Когда-то Вечнозелёная опера пообещала ему бесконечную юность, прекрасную и замысловатую, как она сама! И он поверил опере навсегда. Очарованные ею — и собой, заносчивые от своей непохожести на прочих смертных, они все поверили ей — будущий реаниматор Мишка Барыбин, ещё не ставший прозектором Сашка Самохвалов, и он, Цахилганов из Политеха,

— а — если — «из» — то — должно — быть — и — «куда» — но — «куда» — у — него — не — было — значит — он — один — оказался — «из» — в — «никуда» —

ни дня не работавший по своей

специальности;

практика не в счёт…

А кто же ещё остался из тех, зачарованных Вечнозелёной?.. Растопырив пальцы, он приготовился загибать их по одному, подсчитывая старых участников новой жизни,

— спился — повесилась — погиб — бросился — под — поезд — шизонулся — а — самая — красивая — отличница — из — класса — читавшая — Асадова — со — сцены — шляется — по — помойкам — страшная — как — студень — давно — перестав — напоминать — собою — человеческое — существо —

потом нахмурился,

разглядывая ладони в недоуменьи.

Так что же — из той весёлой людной ватаги осталось их, подошедших к пятидесяти, всего-то навсего —

правда — крутился — среди — прочих — ещё — некто — кудлатый — в — бабьей — кофте — с — оранжевой — крашеной — башкой — воображающий — себя — мужчиной — спереди — и — женщиной — сзади — который — крутится — теперь — вокруг — новых — вождей — усечённой — страны — но — он — не — в — счёт — двухсторонний — значит —

трое?!.

50

И вот, пришло вдруг время, когда всех их, троих, судьба свела здесь, возле одной умирающей женщины, в одной обнищавшей до безобразия, провинциальной холодной больнице…

Зачем?

Реаниматора. Прозектора. И электронщика Цахилганова, появившегося в палате будто транзитом: из — в никуда, и осевшего тут совсем неожиданно,

— словно — он — выпал — в — осадок — в — самом — неподходящем — для — себя — месте — земли.

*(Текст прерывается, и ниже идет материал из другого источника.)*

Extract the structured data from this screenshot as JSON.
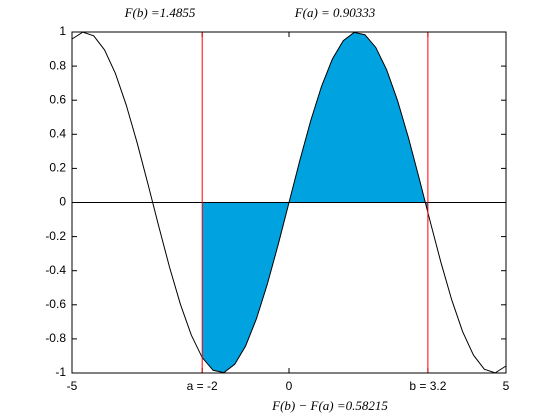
{
  "chart_data": {
    "type": "line",
    "annotations": [
      "F(b) =1.4855",
      "F(a) = 0.90333"
    ],
    "xlabel": "F(b) − F(a) =0.58215",
    "xlim": [
      -5,
      5
    ],
    "xticks": [
      -5,
      {
        "value": -2,
        "label": "a = -2"
      },
      0,
      {
        "value": 3.2,
        "label": "b = 3.2"
      },
      5
    ],
    "ylim": [
      -1,
      1
    ],
    "yticks": [
      -1,
      -0.8,
      -0.6,
      -0.4,
      -0.2,
      0,
      0.2,
      0.4,
      0.6,
      0.8,
      1
    ],
    "vline_color": "#ff0000",
    "series": [
      {
        "color": "#000000",
        "x": [
          -5,
          -4.75,
          -4.5,
          -4.25,
          -4,
          -3.75,
          -3.5,
          -3.25,
          -3,
          -2.75,
          -2.5,
          -2.25,
          -2,
          -1.75,
          -1.5,
          -1.25,
          -1,
          -0.75,
          -0.5,
          -0.25,
          0,
          0.25,
          0.5,
          0.75,
          1,
          1.25,
          1.5,
          1.75,
          2,
          2.25,
          2.5,
          2.75,
          3,
          3.25,
          3.5,
          3.75,
          4,
          4.25,
          4.5,
          4.75,
          5
        ],
        "values": [
          0.9589,
          0.9993,
          0.9775,
          0.895,
          0.7568,
          0.5716,
          0.3508,
          0.1082,
          -0.1411,
          -0.3817,
          -0.5985,
          -0.7781,
          -0.9093,
          -0.984,
          -0.9975,
          -0.949,
          -0.8415,
          -0.6816,
          -0.4794,
          -0.2474,
          0,
          0.2474,
          0.4794,
          0.6816,
          0.8415,
          0.949,
          0.9975,
          0.984,
          0.9093,
          0.7781,
          0.5985,
          0.3817,
          0.1411,
          -0.1082,
          -0.3508,
          -0.5716,
          -0.7568,
          -0.895,
          -0.9775,
          -0.9993,
          -0.9589
        ]
      },
      {
        "color": "#00a2df",
        "fill": true,
        "x": [
          -2,
          -1.75,
          -1.5,
          -1.25,
          -1,
          -0.75,
          -0.5,
          -0.25,
          0,
          0.25,
          0.5,
          0.75,
          1,
          1.25,
          1.5,
          1.75,
          2,
          2.25,
          2.5,
          2.75,
          3,
          3.2
        ],
        "values": [
          -0.9093,
          -0.984,
          -0.9975,
          -0.949,
          -0.8415,
          -0.6816,
          -0.4794,
          -0.2474,
          0,
          0.2474,
          0.4794,
          0.6816,
          0.8415,
          0.949,
          0.9975,
          0.984,
          0.9093,
          0.7781,
          0.5985,
          0.3817,
          0.1411,
          -0.0584
        ]
      }
    ]
  }
}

Неужто сюжет их судеб сузился так страшно и неожиданно — для чего-то? Для чего-то необычного и, может быть даже, ужасного?

…Если для возмездья — то для ужасного, конечно: есть предчувствие такое,

остро бодающее сердечную мышцу.

И для этого он, Цахилганов, заключён теперь — и добровольно, и поневоле — в убогий куб,

пропахший лекарствами?

Заключён самим собою — и не собой,

чтобы впитывать миазмы чужих смертей

до самой своей..? Нет.

Это — не предчувствие. Это всего лишь очередная неимоверная солнечная вспышка.

Нет! Так не бывает…

Должен же уцелеть кто-то ещё! Хотя бы один! Ведь каждый из этих умерших унёс с собой в могилу часть жизни Цахилганова, ослабив, истощив тем самым его. Но…

Но уцелевших

— кроме — того — женовидного — неосторожно — размывшего — границу — меж — полами —

больше не находилось…

The sun so hot i froze to death,

Susanna, don’t you cry…

Но… Солнце их бесшабашной социалистической юности жгло так горячо, что…

— что — они — замёрзли — до — смерти.

51

Цахилганов быстро провёл ладонью по лицу, убирая дурные мысли прочь. Прочь! Не лучше ли смотреть на всё только с той точки зрения,

которая тебе больше нравится?

А всё же славное было время! И почему бы не помянуть его добром? Да! Оно — было!